More than 35 years later, we have turned full circle, with a new energy price cap being set at £1,971 for households on a default tariff – some 22m consumers. By October 2022, that figure is expected to exceed a shocking £3,200. Admittedly, for a regulatory regime to absorb such a massive turnaround in input costs, is unprecedented; in time, the cap should fall back.
Ofgem has just announced a review of the existing electricity market arrangements, in which gas prices play a pivotal price-setting role, especially at the margins. The electricity distribution review is also under way for the 14 Distribution Network Operators (DNOs). It will be applied between April 2023 and March 2028. With most of the DNOs now part of larger companies, the financial impact of the distribution review will be far less wide-ranging than was the case in the mid-1990s.

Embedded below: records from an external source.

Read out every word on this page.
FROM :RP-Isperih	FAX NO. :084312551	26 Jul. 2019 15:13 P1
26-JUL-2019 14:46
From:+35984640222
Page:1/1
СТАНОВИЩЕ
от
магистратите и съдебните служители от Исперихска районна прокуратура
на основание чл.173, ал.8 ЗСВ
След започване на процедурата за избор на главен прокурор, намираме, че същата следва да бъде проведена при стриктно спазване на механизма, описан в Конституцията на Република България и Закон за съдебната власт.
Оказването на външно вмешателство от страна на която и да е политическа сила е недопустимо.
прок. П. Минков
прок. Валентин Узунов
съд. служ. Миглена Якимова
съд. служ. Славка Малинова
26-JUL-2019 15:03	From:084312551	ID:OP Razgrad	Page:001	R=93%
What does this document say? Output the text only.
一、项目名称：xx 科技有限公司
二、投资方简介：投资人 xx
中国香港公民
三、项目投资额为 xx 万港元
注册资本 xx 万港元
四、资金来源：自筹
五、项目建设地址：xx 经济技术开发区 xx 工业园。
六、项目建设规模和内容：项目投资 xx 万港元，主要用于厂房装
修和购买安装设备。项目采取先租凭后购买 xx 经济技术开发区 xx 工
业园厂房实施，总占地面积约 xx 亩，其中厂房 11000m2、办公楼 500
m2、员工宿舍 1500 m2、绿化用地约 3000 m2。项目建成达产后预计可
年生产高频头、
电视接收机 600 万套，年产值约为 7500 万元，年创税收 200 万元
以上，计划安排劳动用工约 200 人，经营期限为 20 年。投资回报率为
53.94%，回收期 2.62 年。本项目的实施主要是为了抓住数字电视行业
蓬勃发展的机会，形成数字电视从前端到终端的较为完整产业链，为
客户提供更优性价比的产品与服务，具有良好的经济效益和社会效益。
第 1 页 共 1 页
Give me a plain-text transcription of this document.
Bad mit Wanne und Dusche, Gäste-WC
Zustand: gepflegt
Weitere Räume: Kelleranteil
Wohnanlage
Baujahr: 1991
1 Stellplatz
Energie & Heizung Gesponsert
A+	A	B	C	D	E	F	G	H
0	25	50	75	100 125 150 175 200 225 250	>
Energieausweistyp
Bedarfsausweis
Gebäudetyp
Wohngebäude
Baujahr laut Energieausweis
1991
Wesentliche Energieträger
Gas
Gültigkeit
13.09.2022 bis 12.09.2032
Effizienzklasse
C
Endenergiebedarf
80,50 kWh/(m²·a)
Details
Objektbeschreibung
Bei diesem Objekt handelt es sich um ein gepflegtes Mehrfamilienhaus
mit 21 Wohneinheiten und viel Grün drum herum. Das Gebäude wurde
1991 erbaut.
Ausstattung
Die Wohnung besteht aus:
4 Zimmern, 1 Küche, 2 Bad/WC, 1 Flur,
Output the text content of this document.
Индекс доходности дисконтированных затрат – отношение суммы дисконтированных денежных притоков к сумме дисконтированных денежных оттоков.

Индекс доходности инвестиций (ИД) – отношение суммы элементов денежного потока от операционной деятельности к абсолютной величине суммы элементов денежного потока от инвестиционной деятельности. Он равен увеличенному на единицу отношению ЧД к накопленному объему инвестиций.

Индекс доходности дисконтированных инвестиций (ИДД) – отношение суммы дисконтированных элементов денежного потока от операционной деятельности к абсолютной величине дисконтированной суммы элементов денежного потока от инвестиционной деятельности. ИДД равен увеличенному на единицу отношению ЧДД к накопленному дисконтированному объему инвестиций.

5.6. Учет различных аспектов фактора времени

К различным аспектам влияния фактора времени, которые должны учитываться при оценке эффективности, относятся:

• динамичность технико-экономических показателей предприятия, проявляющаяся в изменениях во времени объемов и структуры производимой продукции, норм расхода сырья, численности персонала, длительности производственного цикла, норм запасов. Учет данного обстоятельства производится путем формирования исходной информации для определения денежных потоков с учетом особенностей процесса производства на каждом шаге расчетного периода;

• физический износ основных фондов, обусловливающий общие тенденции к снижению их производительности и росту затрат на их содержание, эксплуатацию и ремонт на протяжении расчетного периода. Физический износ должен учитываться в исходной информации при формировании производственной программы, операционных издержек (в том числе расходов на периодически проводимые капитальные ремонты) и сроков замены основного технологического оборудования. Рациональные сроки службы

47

Although the intervention of the Competition and Markets Authority (CMA), as the appeal body, in adjusting Ofwat’s Weighted Average Cost of Capital (WACC) for the 2019/20 periodic review was widely – and rightly – criticised, not least by Ofwat itself, the latter is already undertaking preparatory work for the 2024/25 periodic review. A 25-year capex span is planned, with storm overflow issues assuming higher priority than previously. Leakage levels will also be to the fore.
On the telecoms front, rolling out broadband is crucial, as the COVID-19 experiences highlighted, especially for enhancing work-from-home (WFH) opportunities. However, BT’s RPI+3.9% pricing formula seems very generous, all the more so with current inflation being close to 10%. Hence, broadband bills will rise sharply. In time, Ofcom may have to intervene and curb such increases, especially if high inflation persists.
Heathrow Airport has become a new regulatory battleground – memories of the long-running Battle of Transco in the 1990s between Ofgas and the then British Gas abide. As today’s ringmaster, the Civil Aviation Authority (CAA) is trying to adjudicate between the highly geared Heathrow Airport, which is seeking to ramp up landing charges, and the airlines, which are seeking far more modest increases. The gap between the protagonists remains very wide.